Незнакомец, удивленный заявлением Леберехта, возразил:

– Я не вижу в тебе набожного христианина и не могу даже винить тебя за это.

Леберехт уперся взглядом в деревянную столешницу и тихо произнес:

– Да, с нынешнего дня все по-другому. Только сегодня я наконец-то понял моего мастера Карвакки, который пытается обнаружить в красоте божественную природу. Там, наверху, на Соборной Горе, Бог куда дальше от людей, чем в этой пивной.

Глаза юноши наполнились слезами, и внезапно его охватил смутный страх. Не слишком ли он доверяется этому чужаку? А вдруг тот – один из бесчисленных шпионов инквизиции, которые в надежде на небесную награду целыми днями шныряют меж людей, чтобы передать крамольные слова доминиканцу Бартоломео.

Движимый этим страхом, Леберехт поднялся и направился к Карвакки. Раз незнакомец так много знает о его наставнике, тот тоже должен его знать! Но когда Леберехт обернулся, чтобы показать пальцем на человека в черном, место, где он сидел, было пусто.

Карвакки, угадавший намерение Леберехта, громко рассмеялся.

– Можешь его не бояться, о чем бы вы с ним ни говорили! – воскликнул он. – Этот человек будет рад, если ты сохранишь его появление здесь в тайне.

– Кто он? – удивленно, но с явным облегчением спросил Леберехт.

Карвакки прикрыл рукой рот. При этом жест его скорее был шуткой, чем мерой предосторожности, ведь остальные, о чем свидетельствовали многозначительные усмешки на их лицах, знали чужака, по-видимому, очень хорошо.

– Мужа этого звать Лютгер, – с лукавой улыбкой ответил мастер. – То есть так называют его сейчас. А по рождению он Якоб Базко, из-под Кракова. Сейчас, как бенедиктинец, он живет в аббатстве Михельсберг. Он – одна из умнейших голов во всем монастыре, и часто стены его аббатства просто тесны ему.

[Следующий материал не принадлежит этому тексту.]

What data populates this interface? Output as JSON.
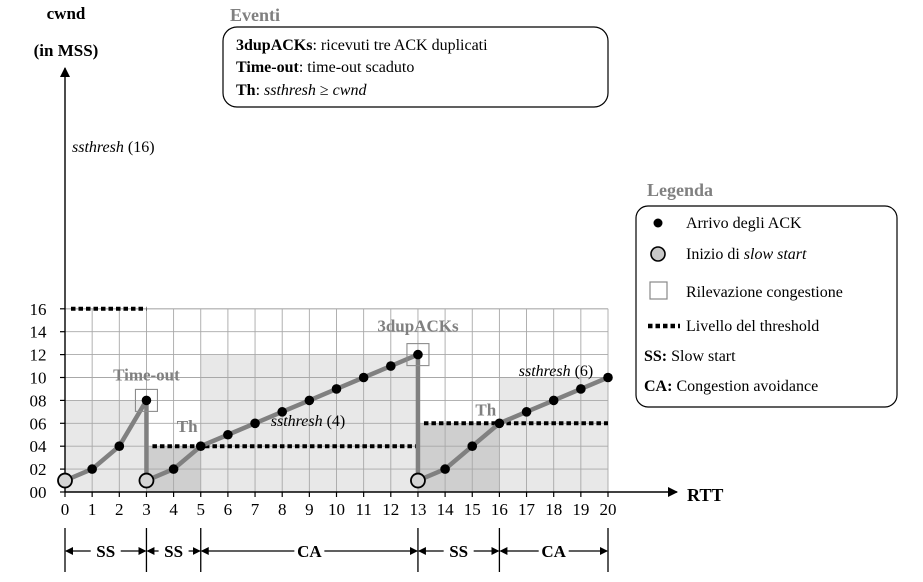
{
  "chart_data": {
    "type": "line",
    "y_axis_label": [
      "cwnd",
      "(in MSS)"
    ],
    "x_axis_label": "RTT",
    "xlim": [
      0,
      20
    ],
    "ylim": [
      0,
      16
    ],
    "x_ticks": [
      "0",
      "1",
      "2",
      "3",
      "3",
      "4",
      "5",
      "6",
      "7",
      "8",
      "9",
      "10",
      "11",
      "12",
      "13",
      "13",
      "14",
      "15",
      "16",
      "17",
      "18",
      "19",
      "20"
    ],
    "y_ticks": [
      "00",
      "02",
      "04",
      "06",
      "08",
      "10",
      "12",
      "14",
      "16"
    ],
    "grid": true,
    "series_colors": {
      "line": "#808080",
      "points": "#000000",
      "threshold": "#000000"
    },
    "segments": [
      {
        "points": [
          [
            0,
            1
          ],
          [
            1,
            2
          ],
          [
            2,
            4
          ],
          [
            3,
            8
          ]
        ]
      },
      {
        "points": [
          [
            3,
            8
          ],
          [
            3,
            1
          ]
        ]
      },
      {
        "points": [
          [
            3,
            1
          ],
          [
            4,
            2
          ],
          [
            5,
            4
          ],
          [
            6,
            5
          ],
          [
            7,
            6
          ],
          [
            8,
            7
          ],
          [
            9,
            8
          ],
          [
            10,
            9
          ],
          [
            11,
            10
          ],
          [
            12,
            11
          ],
          [
            13,
            12
          ]
        ]
      },
      {
        "points": [
          [
            13,
            12
          ],
          [
            13,
            1
          ]
        ]
      },
      {
        "points": [
          [
            13,
            1
          ],
          [
            14,
            2
          ],
          [
            15,
            4
          ],
          [
            16,
            6
          ],
          [
            17,
            7
          ],
          [
            18,
            8
          ],
          [
            19,
            9
          ],
          [
            20,
            10
          ]
        ]
      }
    ],
    "ack_points": [
      [
        1,
        2
      ],
      [
        2,
        4
      ],
      [
        3,
        8
      ],
      [
        4,
        2
      ],
      [
        5,
        4
      ],
      [
        6,
        5
      ],
      [
        7,
        6
      ],
      [
        8,
        7
      ],
      [
        9,
        8
      ],
      [
        10,
        9
      ],
      [
        11,
        10
      ],
      [
        12,
        11
      ],
      [
        13,
        12
      ],
      [
        14,
        2
      ],
      [
        15,
        4
      ],
      [
        16,
        6
      ],
      [
        17,
        7
      ],
      [
        18,
        8
      ],
      [
        19,
        9
      ],
      [
        20,
        10
      ]
    ],
    "slow_start_points": [
      [
        0,
        1
      ],
      [
        3,
        1
      ],
      [
        13,
        1
      ]
    ],
    "congestion_points": [
      [
        3,
        8
      ],
      [
        13,
        12
      ]
    ],
    "thresholds": [
      {
        "x": [
          0,
          3
        ],
        "y": 16,
        "label_italic": "ssthresh",
        "label_rest": " (16)"
      },
      {
        "x": [
          3,
          13
        ],
        "y": 4,
        "label_italic": "ssthresh",
        "label_rest": " (4)"
      },
      {
        "x": [
          13,
          20
        ],
        "y": 6,
        "label_italic": "ssthresh",
        "label_rest": " (6)"
      }
    ],
    "phase_regions": [
      {
        "x": [
          0,
          3
        ],
        "ytop": 8,
        "shade": "light"
      },
      {
        "x": [
          3,
          5
        ],
        "ytop": 4,
        "shade": "dark"
      },
      {
        "x": [
          5,
          13
        ],
        "ytop": 12,
        "shade": "light"
      },
      {
        "x": [
          13,
          16
        ],
        "ytop": 6,
        "shade": "dark"
      },
      {
        "x": [
          16,
          20
        ],
        "ytop": 10,
        "shade": "light"
      }
    ],
    "annotations": {
      "timeout": "Time-out",
      "th": "Th",
      "three_dup": "3dupACKs"
    },
    "phases": [
      {
        "label": "SS",
        "x": [
          0,
          3
        ]
      },
      {
        "label": "SS",
        "x": [
          3,
          5
        ]
      },
      {
        "label": "CA",
        "x": [
          5,
          13
        ]
      },
      {
        "label": "SS",
        "x": [
          13,
          16
        ]
      },
      {
        "label": "CA",
        "x": [
          16,
          20
        ]
      }
    ]
  },
  "events_box": {
    "title": "Eventi",
    "rows": [
      {
        "term": "3dupACKs",
        "text": ": ricevuti tre ACK duplicati"
      },
      {
        "term": "Time-out",
        "text": ": time-out scaduto"
      },
      {
        "term": "Th",
        "text": ": ",
        "italic1": "ssthresh",
        "sym": " ≥ ",
        "italic2": "cwnd"
      }
    ]
  },
  "legend": {
    "title": "Legenda",
    "items": {
      "ack": "Arrivo degli ACK",
      "slow_start_prefix": "Inizio di ",
      "slow_start_italic": "slow start",
      "congestion": "Rilevazione congestione",
      "threshold": "Livello del threshold",
      "ss_key": "SS:",
      "ss_text": " Slow start",
      "ca_key": "CA:",
      "ca_text": " Congestion avoidance"
    }
  }
}
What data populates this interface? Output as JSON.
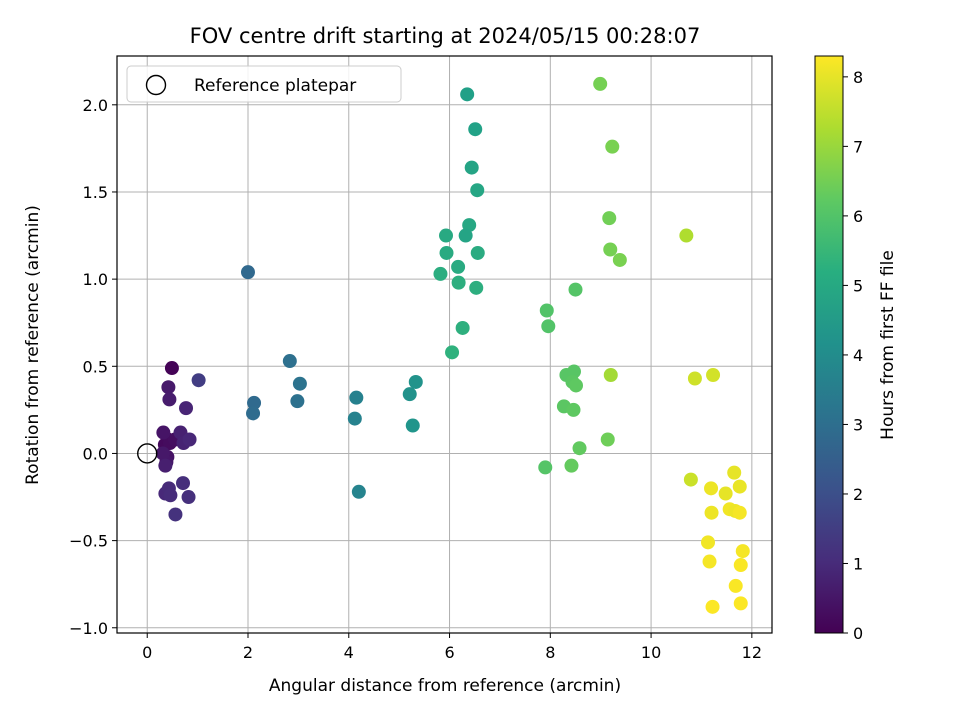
{
  "chart_data": {
    "type": "scatter",
    "title": "FOV centre drift starting at 2024/05/15 00:28:07",
    "xlabel": "Angular distance from reference (arcmin)",
    "ylabel": "Rotation from reference (arcmin)",
    "xlim": [
      -0.6,
      12.4
    ],
    "ylim": [
      -1.03,
      2.28
    ],
    "xticks": [
      0,
      2,
      4,
      6,
      8,
      10,
      12
    ],
    "xtick_labels": [
      "0",
      "2",
      "4",
      "6",
      "8",
      "10",
      "12"
    ],
    "yticks": [
      -1.0,
      -0.5,
      0.0,
      0.5,
      1.0,
      1.5,
      2.0
    ],
    "ytick_labels": [
      "−1.0",
      "−0.5",
      "0.0",
      "0.5",
      "1.0",
      "1.5",
      "2.0"
    ],
    "grid": true,
    "legend": {
      "placement": "top-left",
      "entries": [
        "Reference platepar"
      ]
    },
    "reference_point": {
      "x": 0,
      "y": 0,
      "label": "Reference platepar"
    },
    "colorbar": {
      "label": "Hours from first FF file",
      "range": [
        0,
        8.3
      ],
      "ticks": [
        0,
        1,
        2,
        3,
        4,
        5,
        6,
        7,
        8
      ],
      "tick_labels": [
        "0",
        "1",
        "2",
        "3",
        "4",
        "5",
        "6",
        "7",
        "8"
      ],
      "colormap": "viridis"
    },
    "points": [
      {
        "x": 0.49,
        "y": 0.49,
        "c": 0.05
      },
      {
        "x": 0.41,
        "y": 0.08,
        "c": 0.1
      },
      {
        "x": 0.35,
        "y": 0.05,
        "c": 0.2
      },
      {
        "x": 0.45,
        "y": 0.06,
        "c": 0.25
      },
      {
        "x": 0.55,
        "y": 0.08,
        "c": 0.3
      },
      {
        "x": 0.4,
        "y": -0.02,
        "c": 0.4
      },
      {
        "x": 0.32,
        "y": 0.12,
        "c": 0.45
      },
      {
        "x": 0.38,
        "y": -0.05,
        "c": 0.5
      },
      {
        "x": 0.31,
        "y": 0.0,
        "c": 0.55
      },
      {
        "x": 0.42,
        "y": 0.38,
        "c": 0.6
      },
      {
        "x": 0.44,
        "y": 0.31,
        "c": 0.65
      },
      {
        "x": 0.36,
        "y": -0.07,
        "c": 0.7
      },
      {
        "x": 0.66,
        "y": 0.12,
        "c": 0.75
      },
      {
        "x": 0.72,
        "y": 0.06,
        "c": 0.8
      },
      {
        "x": 0.77,
        "y": 0.26,
        "c": 0.85
      },
      {
        "x": 0.84,
        "y": 0.08,
        "c": 0.9
      },
      {
        "x": 0.36,
        "y": -0.23,
        "c": 0.95
      },
      {
        "x": 0.43,
        "y": -0.2,
        "c": 1.0
      },
      {
        "x": 0.46,
        "y": -0.24,
        "c": 1.05
      },
      {
        "x": 0.71,
        "y": -0.17,
        "c": 1.1
      },
      {
        "x": 0.82,
        "y": -0.25,
        "c": 1.15
      },
      {
        "x": 0.56,
        "y": -0.35,
        "c": 1.2
      },
      {
        "x": 1.02,
        "y": 0.42,
        "c": 1.5
      },
      {
        "x": 2.0,
        "y": 1.04,
        "c": 2.8
      },
      {
        "x": 2.12,
        "y": 0.29,
        "c": 2.85
      },
      {
        "x": 2.1,
        "y": 0.23,
        "c": 2.9
      },
      {
        "x": 2.83,
        "y": 0.53,
        "c": 3.05
      },
      {
        "x": 3.03,
        "y": 0.4,
        "c": 3.15
      },
      {
        "x": 2.98,
        "y": 0.3,
        "c": 3.1
      },
      {
        "x": 4.15,
        "y": 0.32,
        "c": 3.65
      },
      {
        "x": 4.12,
        "y": 0.2,
        "c": 3.7
      },
      {
        "x": 4.2,
        "y": -0.22,
        "c": 3.75
      },
      {
        "x": 5.21,
        "y": 0.34,
        "c": 4.2
      },
      {
        "x": 5.33,
        "y": 0.41,
        "c": 4.25
      },
      {
        "x": 5.27,
        "y": 0.16,
        "c": 4.3
      },
      {
        "x": 6.35,
        "y": 2.06,
        "c": 4.7
      },
      {
        "x": 6.51,
        "y": 1.86,
        "c": 4.75
      },
      {
        "x": 6.44,
        "y": 1.64,
        "c": 4.85
      },
      {
        "x": 6.55,
        "y": 1.51,
        "c": 4.9
      },
      {
        "x": 6.39,
        "y": 1.31,
        "c": 4.95
      },
      {
        "x": 5.93,
        "y": 1.25,
        "c": 5.0
      },
      {
        "x": 6.32,
        "y": 1.25,
        "c": 4.85
      },
      {
        "x": 5.94,
        "y": 1.15,
        "c": 5.05
      },
      {
        "x": 6.56,
        "y": 1.15,
        "c": 5.1
      },
      {
        "x": 6.17,
        "y": 1.07,
        "c": 5.05
      },
      {
        "x": 5.82,
        "y": 1.03,
        "c": 5.15
      },
      {
        "x": 6.18,
        "y": 0.98,
        "c": 5.2
      },
      {
        "x": 6.53,
        "y": 0.95,
        "c": 5.2
      },
      {
        "x": 6.26,
        "y": 0.72,
        "c": 5.25
      },
      {
        "x": 6.05,
        "y": 0.58,
        "c": 5.3
      },
      {
        "x": 7.93,
        "y": 0.82,
        "c": 6.0
      },
      {
        "x": 7.96,
        "y": 0.73,
        "c": 6.0
      },
      {
        "x": 8.5,
        "y": 0.94,
        "c": 6.05
      },
      {
        "x": 8.32,
        "y": 0.45,
        "c": 6.1
      },
      {
        "x": 8.47,
        "y": 0.47,
        "c": 6.1
      },
      {
        "x": 8.44,
        "y": 0.41,
        "c": 6.15
      },
      {
        "x": 8.51,
        "y": 0.39,
        "c": 6.2
      },
      {
        "x": 8.27,
        "y": 0.27,
        "c": 6.15
      },
      {
        "x": 8.46,
        "y": 0.25,
        "c": 6.2
      },
      {
        "x": 8.58,
        "y": 0.03,
        "c": 6.25
      },
      {
        "x": 7.9,
        "y": -0.08,
        "c": 6.05
      },
      {
        "x": 8.42,
        "y": -0.07,
        "c": 6.3
      },
      {
        "x": 8.99,
        "y": 2.12,
        "c": 6.55
      },
      {
        "x": 9.23,
        "y": 1.76,
        "c": 6.6
      },
      {
        "x": 9.17,
        "y": 1.35,
        "c": 6.5
      },
      {
        "x": 9.19,
        "y": 1.17,
        "c": 6.55
      },
      {
        "x": 9.38,
        "y": 1.11,
        "c": 6.6
      },
      {
        "x": 9.2,
        "y": 0.45,
        "c": 7.15
      },
      {
        "x": 9.14,
        "y": 0.08,
        "c": 6.45
      },
      {
        "x": 10.7,
        "y": 1.25,
        "c": 7.3
      },
      {
        "x": 10.87,
        "y": 0.43,
        "c": 7.7
      },
      {
        "x": 11.23,
        "y": 0.45,
        "c": 7.75
      },
      {
        "x": 10.79,
        "y": -0.15,
        "c": 7.65
      },
      {
        "x": 11.65,
        "y": -0.11,
        "c": 8.0
      },
      {
        "x": 11.19,
        "y": -0.2,
        "c": 8.1
      },
      {
        "x": 11.76,
        "y": -0.19,
        "c": 8.05
      },
      {
        "x": 11.48,
        "y": -0.23,
        "c": 8.0
      },
      {
        "x": 11.2,
        "y": -0.34,
        "c": 8.1
      },
      {
        "x": 11.56,
        "y": -0.32,
        "c": 8.15
      },
      {
        "x": 11.67,
        "y": -0.33,
        "c": 8.1
      },
      {
        "x": 11.76,
        "y": -0.34,
        "c": 8.2
      },
      {
        "x": 11.13,
        "y": -0.51,
        "c": 8.15
      },
      {
        "x": 11.82,
        "y": -0.56,
        "c": 8.2
      },
      {
        "x": 11.16,
        "y": -0.62,
        "c": 8.2
      },
      {
        "x": 11.78,
        "y": -0.64,
        "c": 8.25
      },
      {
        "x": 11.68,
        "y": -0.76,
        "c": 8.25
      },
      {
        "x": 11.78,
        "y": -0.86,
        "c": 8.28
      },
      {
        "x": 11.22,
        "y": -0.88,
        "c": 8.28
      }
    ]
  }
}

Брат Лютгер! У Леберехта словно пелена с глаз упала. Его отец часто упоминал имя своего тайного учителя. Как часто Адам, исполненный восхищения, распространялся о высокообразованном монахе, для которого философия служила убежищем от узколобости фанатичных попов. Целыми днями, а порой и неделями Хаманн-старший раздумывал над речами Лютгера, обсуждал их с ним, своим сыном, так что образование, которое он, Леберехт, получил от отца, вело начало от Лютгера.

– Ради всего святого! – вырвалось у Леберехта. – И здесь, на этом самом месте! Я должен был узнать Лютгера по его речи. Она звучит так же, как если бы звучала из уст моего отца.

Карвакки убрал руку с плеча девушки и на мгновение стал серьезным.

– Мальчик, поверь, за сегодняшний день Лютгер выстрадал не меньше, чем ты.

– Но он же монах, поклявшийся в отречении от мирской жизни! Кроме того, речи его звучали не так, словно он слепой друг Святой Матери Церкви.

Тут Карвакки снова расхохотался и, фыркнув, сказал:

– Заметь одно: величайшие еретики и враги Церкви засели в монастырях и соборных капитулах, то есть в ее собственных рядах. Орден храмовников, начертавших на своих белых плащах бедность, непорочность и борьбу против неверных, был запрещен папой Климентом и сожран иоаннитами, которые преследовали точно такие же цели. Лютгер – до раскола Церкви на две враждующих партии – жил как монах-августинец, а Коперник, о котором говорят, что тот питал сомнения относительно Ветхого Завета и утверждал, что Земля – это незначительная звезда, вращающаяся вокруг Солнца среди множества прочих, был доктором церковного права и членом капитула во Фрауенбурге. Стены, которыми попы оградили свои теплые местечки, служат не для защиты от внешнего мира, а для защиты людей от церковников!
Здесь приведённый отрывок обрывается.